Now our family hunters or group runners would obviously be our three lions – lion, fleecemaned lion and winged lion. These power houses hunt as a unit, often several different families or litters together. At this point I’d like to remind our readers that its actually the females that do all of the hunting and killing in the structure of a pride. The ladies are the badasses here and the dudes just kind of lounging around, don’t get mad at me just go watch Animal Planet or something. That isn’t to say the dudes don’t have a job its normally to protect the pride and the territory rather then hunt for food. So your group could have a run in with a male lion though chances are he is only rolling by himself as others he sees a threat to his rule would get run off. But rolling up on a pack of lionesses hunting would be terrifying, no thank you. Have you seen those videos of them taking water buffalo down? And I can think of few things involving a group of lionesses on the hunt THEN GIVING THEM GODDAMN WINGS. Just going to dive bomb you from above, kill you and then carry you back to be eaten by my cubs. Its all good.

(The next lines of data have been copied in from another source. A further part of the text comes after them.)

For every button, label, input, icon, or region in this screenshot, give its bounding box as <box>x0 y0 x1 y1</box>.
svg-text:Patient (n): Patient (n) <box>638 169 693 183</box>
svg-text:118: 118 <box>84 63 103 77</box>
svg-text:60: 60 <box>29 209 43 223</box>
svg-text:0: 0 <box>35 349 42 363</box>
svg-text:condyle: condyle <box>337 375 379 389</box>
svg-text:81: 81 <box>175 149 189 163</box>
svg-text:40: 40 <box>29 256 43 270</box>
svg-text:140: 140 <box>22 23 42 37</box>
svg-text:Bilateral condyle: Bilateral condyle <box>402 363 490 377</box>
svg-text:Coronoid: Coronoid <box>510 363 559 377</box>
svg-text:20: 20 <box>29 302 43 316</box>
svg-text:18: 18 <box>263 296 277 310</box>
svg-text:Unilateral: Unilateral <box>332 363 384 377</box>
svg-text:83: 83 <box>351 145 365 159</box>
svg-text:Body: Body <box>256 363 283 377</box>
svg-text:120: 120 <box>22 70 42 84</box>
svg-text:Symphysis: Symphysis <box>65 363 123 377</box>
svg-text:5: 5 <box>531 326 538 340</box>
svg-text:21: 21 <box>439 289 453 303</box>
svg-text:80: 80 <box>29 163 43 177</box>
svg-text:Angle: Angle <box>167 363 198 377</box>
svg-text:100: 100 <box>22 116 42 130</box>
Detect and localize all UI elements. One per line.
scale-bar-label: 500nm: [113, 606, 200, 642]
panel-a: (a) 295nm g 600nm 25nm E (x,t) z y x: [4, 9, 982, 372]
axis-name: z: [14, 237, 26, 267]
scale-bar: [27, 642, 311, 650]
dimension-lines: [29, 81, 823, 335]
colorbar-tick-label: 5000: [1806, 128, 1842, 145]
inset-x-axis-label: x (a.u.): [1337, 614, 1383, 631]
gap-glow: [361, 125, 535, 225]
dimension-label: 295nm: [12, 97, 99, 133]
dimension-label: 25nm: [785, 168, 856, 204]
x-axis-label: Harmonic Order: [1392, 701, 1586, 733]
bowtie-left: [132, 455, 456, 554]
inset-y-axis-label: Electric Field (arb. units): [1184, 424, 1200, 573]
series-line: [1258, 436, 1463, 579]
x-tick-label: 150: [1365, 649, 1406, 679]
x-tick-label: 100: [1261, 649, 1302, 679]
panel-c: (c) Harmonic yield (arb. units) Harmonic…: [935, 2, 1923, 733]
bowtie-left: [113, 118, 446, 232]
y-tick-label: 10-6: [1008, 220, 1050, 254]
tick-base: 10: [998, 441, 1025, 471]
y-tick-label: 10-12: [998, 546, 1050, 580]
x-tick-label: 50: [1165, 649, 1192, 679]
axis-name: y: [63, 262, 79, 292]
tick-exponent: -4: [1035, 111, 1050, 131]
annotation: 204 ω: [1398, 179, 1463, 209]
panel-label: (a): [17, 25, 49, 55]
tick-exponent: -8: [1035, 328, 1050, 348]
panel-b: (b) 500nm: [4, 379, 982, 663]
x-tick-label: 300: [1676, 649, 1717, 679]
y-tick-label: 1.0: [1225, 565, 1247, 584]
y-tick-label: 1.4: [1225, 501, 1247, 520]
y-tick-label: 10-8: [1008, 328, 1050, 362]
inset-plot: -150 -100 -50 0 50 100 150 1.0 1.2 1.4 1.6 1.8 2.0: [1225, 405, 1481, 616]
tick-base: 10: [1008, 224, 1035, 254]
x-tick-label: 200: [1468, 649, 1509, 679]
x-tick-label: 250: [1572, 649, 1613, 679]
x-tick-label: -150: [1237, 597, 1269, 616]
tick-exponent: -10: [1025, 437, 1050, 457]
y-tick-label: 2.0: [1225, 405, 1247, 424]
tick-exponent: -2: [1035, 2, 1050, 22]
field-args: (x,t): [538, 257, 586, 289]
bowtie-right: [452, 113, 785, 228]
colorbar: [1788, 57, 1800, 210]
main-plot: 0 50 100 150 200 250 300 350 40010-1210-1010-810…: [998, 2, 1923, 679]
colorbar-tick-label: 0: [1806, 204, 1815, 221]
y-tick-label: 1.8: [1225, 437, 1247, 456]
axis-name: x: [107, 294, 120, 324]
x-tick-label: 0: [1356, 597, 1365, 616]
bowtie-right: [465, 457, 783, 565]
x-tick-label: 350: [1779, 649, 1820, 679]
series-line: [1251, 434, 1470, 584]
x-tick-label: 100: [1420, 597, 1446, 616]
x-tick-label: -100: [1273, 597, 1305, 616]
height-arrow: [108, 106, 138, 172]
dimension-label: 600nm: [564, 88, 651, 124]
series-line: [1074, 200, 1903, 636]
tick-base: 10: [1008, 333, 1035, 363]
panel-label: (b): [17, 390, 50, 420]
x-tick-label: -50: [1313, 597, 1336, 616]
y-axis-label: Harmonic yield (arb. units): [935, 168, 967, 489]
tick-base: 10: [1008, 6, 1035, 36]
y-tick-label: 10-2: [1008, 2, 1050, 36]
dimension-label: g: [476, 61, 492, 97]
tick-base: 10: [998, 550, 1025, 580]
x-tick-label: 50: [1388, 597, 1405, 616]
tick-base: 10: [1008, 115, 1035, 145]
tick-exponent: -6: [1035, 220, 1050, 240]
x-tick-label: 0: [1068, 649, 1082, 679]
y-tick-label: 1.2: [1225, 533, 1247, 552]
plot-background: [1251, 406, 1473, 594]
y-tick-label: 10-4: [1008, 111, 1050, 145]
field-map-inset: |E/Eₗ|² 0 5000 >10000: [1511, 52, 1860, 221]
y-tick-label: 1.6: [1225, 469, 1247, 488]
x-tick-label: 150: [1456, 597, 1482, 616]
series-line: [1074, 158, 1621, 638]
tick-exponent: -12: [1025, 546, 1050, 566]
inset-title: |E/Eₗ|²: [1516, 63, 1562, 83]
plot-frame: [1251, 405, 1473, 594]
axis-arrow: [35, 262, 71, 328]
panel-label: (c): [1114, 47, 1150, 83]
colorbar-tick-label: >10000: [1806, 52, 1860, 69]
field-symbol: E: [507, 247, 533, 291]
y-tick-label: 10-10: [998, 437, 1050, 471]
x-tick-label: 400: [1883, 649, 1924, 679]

Time for the reasons you all are really here though. What if the party wants to adopt them? Well our little cat is probably the easiest for any DM to deal with if they have ever had a pet growing up. It needs to learn to trust and obey you through training, though training a cat is leagues different then training a canine. Using spells to understand each other would probably go a long way to helping out. Bringing us to our not so tame options on the table currently. Honestly if a player wanted to adopt one of these I’d probably use a variation of my Druid’s gaining polymorph form rule set to get the animal to trust them but also use something like the loyalty scale from when hirlings/henchmen were a thing. If you start treating it poorly its probably going to eat you and then leave. Treat it right and it will probably just eat whatever creature or bad guy you sick it on. But you better believe you will need to keep it fed or risk some not so happy outcomes in social situations or while traveling through populated areas. They aren’t going to do well in cities or crowded spaces, in fact it will probably freak them out ALOT. This might be something the group needs to learn to deal with or take into account when planning out routes, it might unintentionally shape your campaign into a different space then you intended so be very upfront with your players about that. If they persist well at least you tried and it isn’t your fault if the displacer beast goes on a killing spree in town and freaks out, running through the streets to cause more panic and maybe a mob of angry townies.